Methods: Design and Participants: In this exploratory analysis of baseline data from a prospective cohort study, we analyzed survey results from adult patients newly enrolled (<6 months) in Utah’s MC program. Assessments: Participants self-reported their reliance on different sources of MC information (where participants receive their information), whether they accessed illicit medical cannabis and motivations for doing so. Analysis: We analyzed demographics using descriptive statistics. Differences in reliance on sources of MC information were analyzed using Wilcoxon rank-sum tests. We used binominal logistic regression to determine associations between MC information source reliance and illicit medical cannabis use, controlling for other drivers of illicit medical cannabis use (ensuring adequate supply and cost.)

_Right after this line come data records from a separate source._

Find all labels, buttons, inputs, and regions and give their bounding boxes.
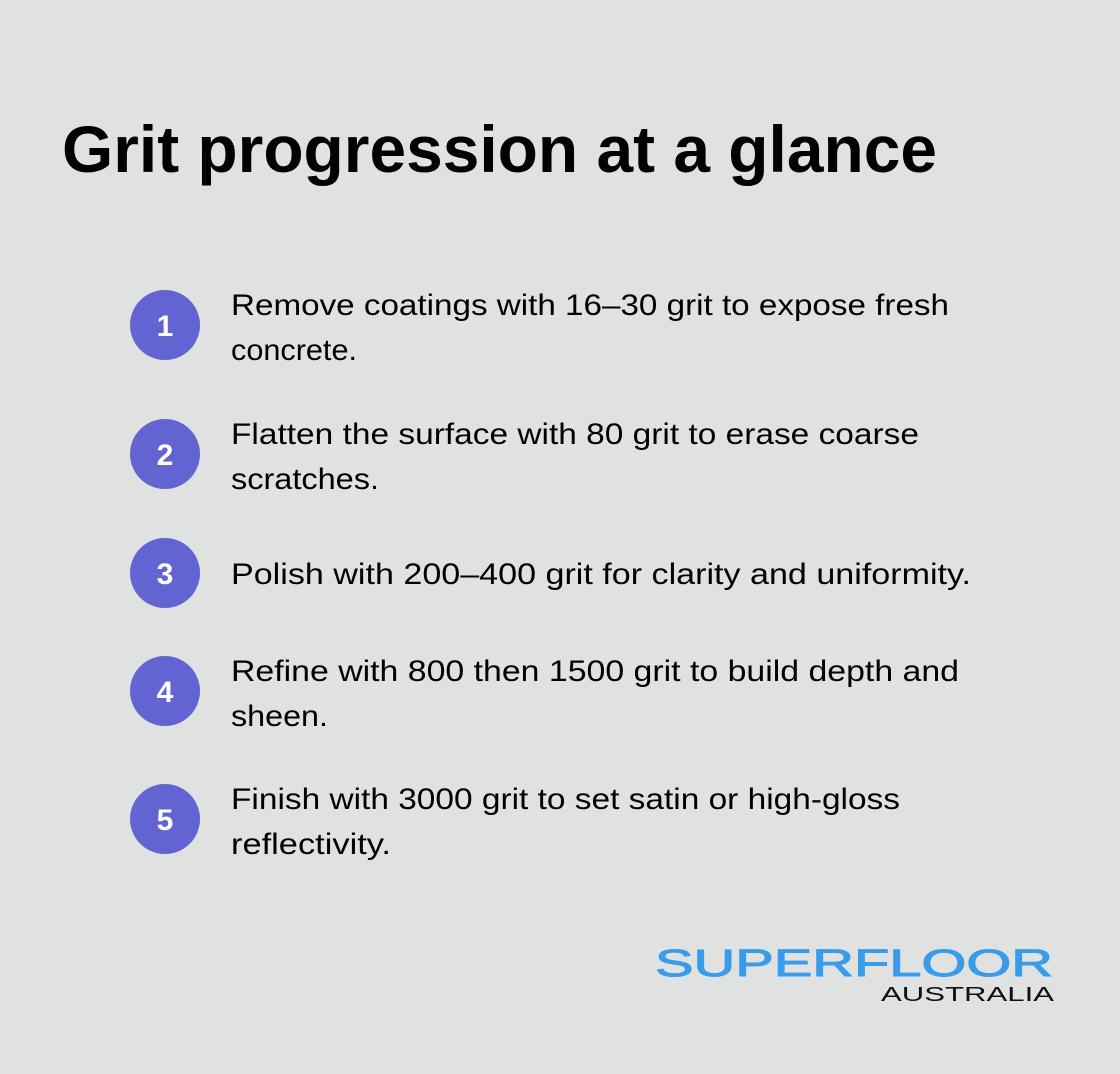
text: step 1: concrete. xyxy=(231,334,357,367)
icon: number 1: 1 xyxy=(157,310,173,343)
icon: number 5 xyxy=(130,784,200,854)
text: step 2: scratches. xyxy=(231,463,379,496)
text: step 3: Polish with 200–400 grit for clarity and uniformity. xyxy=(231,558,971,591)
text: step 2 xyxy=(231,418,919,496)
icon: number 4: 4 xyxy=(157,676,174,709)
icon: number 3 xyxy=(130,538,200,608)
step 1 xyxy=(130,289,949,367)
text: step 1 xyxy=(231,289,949,367)
logo: SUPERFLOOR xyxy=(655,943,1053,985)
icon: number 4 xyxy=(130,656,200,726)
text: step 1: Remove coatings with 16–30 grit to expose fresh xyxy=(231,289,949,322)
logo: AUSTRALIA xyxy=(881,984,1055,1006)
step 2 xyxy=(130,418,919,496)
logo xyxy=(655,943,1055,1006)
icon: number 2: 2 xyxy=(157,439,173,472)
icon: number 5: 5 xyxy=(157,804,173,837)
step 4 xyxy=(130,655,959,733)
text: step 5 xyxy=(231,783,900,861)
text: step 2: Flatten the surface with 80 grit to erase coarse xyxy=(231,418,919,451)
text: step 4: Refine with 800 then 1500 grit to build depth and xyxy=(231,655,959,688)
icon: number 3: 3 xyxy=(157,558,173,591)
text: step 4: sheen. xyxy=(231,700,328,733)
text: step 5: reflectivity. xyxy=(231,828,391,861)
step 5 xyxy=(130,783,900,861)
icon: number 1 xyxy=(130,290,200,360)
text: step 5: Finish with 3000 grit to set satin or high-gloss xyxy=(231,783,900,816)
icon: number 2 xyxy=(130,419,200,489)
step 3 xyxy=(130,538,971,608)
title: Grit progression at a glance xyxy=(62,112,937,186)
text: step 4 xyxy=(231,655,959,733)
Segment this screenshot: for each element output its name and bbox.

Results: The sample included 211 MC program participants (mean age 39.3, SD=0.81, 56.6% female, 84.4% white, 11.3% Hispanic/Latinx, 19.1% rural). Of the participants, 11.8% reported current use of illicit medical cannabis. Participants were most likely to report reliance on information from dispensary pharmacists (54.9%), followed by card-issuing health care providers (44.7%), friends/peers (39.9%), and the internet (29.8%), which all had significantly higher levels of reliance than the Utah MC program’s resources (17.9%, P’s<0.01). In binomial regression analysis, when the majority of participants’ information came from the Utah MC program resources, the odds of using illicit medical cannabis decreased (AOR=0.02, p0.05).

Conclusion: Despite the low percentage of individuals relying upon Utah’s MC program, this source of information may be effective in attenuating medicinal use of illicit cannabis. Future research is needed to determine what type of information disseminated through Utah’s MC program was most impactful to reduce illicit medical cannabis use.